Como a época média está a influenciar o mercado imobiliário do Algarve Oeste em 2026, com mais procura e alteração de valor.

By LiveAlgarve on 5th June 2026 - 4 m. reading time

Durante a maior parte das últimas duas décadas, a visão convencional do mercado imobiliário do Algarve considerava o verão como o ponto alto do ano e tratava tudo o que se situava para além dessa época como secundário. Maio era um aquecimento, outubro uma despedida lenta, e a lógica de avaliação subjacente a uma casa de férias partia do princípio de cerca de dez semanas úteis por ano, com o resto do calendário a ser fortemente descontado. Essa suposição já não se verifica no Algarve Ocidental, e quem estiver a planear uma compra ao longo da costa de Lagos em 2026 precisa de compreender que os chamados meses de transição se tornaram discretamente a parte fundamental, e não a incidental, do caso. O peso económico de maio, junho, setembro e outubro mudou, e com ele a forma como os imóveis costeiros entre a Praia da Luz e Salema devem ser avaliados.

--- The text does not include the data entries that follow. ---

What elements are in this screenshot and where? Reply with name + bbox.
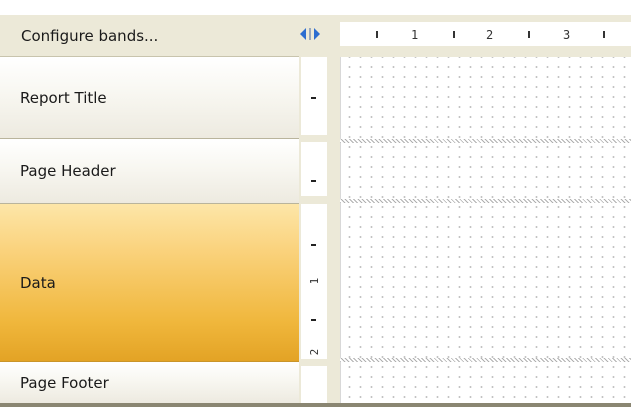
arrow-left-icon: [300, 28, 306, 40]
ruler-label-1: 1: [307, 277, 321, 285]
band-label: Data: [20, 273, 56, 292]
band-report-title[interactable]: Report Title: [0, 57, 299, 139]
band-label: Page Footer: [20, 373, 109, 392]
canvas-margin: [328, 57, 340, 407]
ruler-label-3: 3: [563, 28, 571, 42]
ruler-tick: [311, 97, 316, 99]
vertical-ruler-segment: [301, 366, 327, 407]
band-data[interactable]: Data: [0, 204, 299, 362]
band-separator[interactable]: [340, 199, 631, 203]
band-separator[interactable]: [340, 139, 631, 143]
ruler-toggle-button[interactable]: [300, 26, 330, 42]
ruler-tick: [376, 31, 378, 38]
vertical-ruler-segment: [301, 57, 327, 135]
vertical-ruler-segment: [301, 142, 327, 196]
design-canvas[interactable]: [340, 57, 631, 407]
ruler-tick: [311, 244, 316, 246]
band-label: Report Title: [20, 88, 107, 107]
configure-bands-label: Configure bands...: [21, 26, 159, 45]
ruler-tick: [453, 31, 455, 38]
band-label: Page Header: [20, 162, 116, 180]
ruler-tick: [311, 180, 316, 182]
ruler-label-2: 2: [307, 348, 321, 356]
band-page-footer[interactable]: Page Footer: [0, 362, 299, 403]
band-page-header[interactable]: Page Header: [0, 139, 299, 204]
divider-icon: [309, 28, 311, 40]
band-separator[interactable]: [340, 358, 631, 362]
ruler-label-1: 1: [411, 28, 419, 42]
ruler-label-2: 2: [486, 28, 494, 42]
arrow-right-icon: [314, 28, 320, 40]
ruler-tick: [603, 31, 605, 38]
ruler-tick: [528, 31, 530, 38]
bottom-border: [0, 403, 631, 407]
configure-bands-button[interactable]: Configure bands...: [0, 15, 299, 57]
ruler-tick: [311, 319, 316, 321]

Os números recolhidos pela Região de Turismo do Algarve ao longo dos últimos doze meses contam uma história mais clara do que os números de verão apresentados nas manchetes normalmente permitem. Em todos os municípios ocidentais, as curvas de ocupação da primavera e do outono continuaram a achatar-se em direção ao pico, com maio e outubro a registarem intensidades que, há dez anos, teriam sido reservadas apenas para julho. Os restaurantes abrem agora durante a primavera, em vez de esperarem pela época alta, e o calendário de eventos de golfe, regatas de vela e festivais gastronómicos que marca os meses de transição tem-se enriquecido ano após ano. O resultado é um tipo de imóvel cujo valor de uso ao longo do ano se expandiu significativamente, sem que a procura de verão tenha diminuído de todo.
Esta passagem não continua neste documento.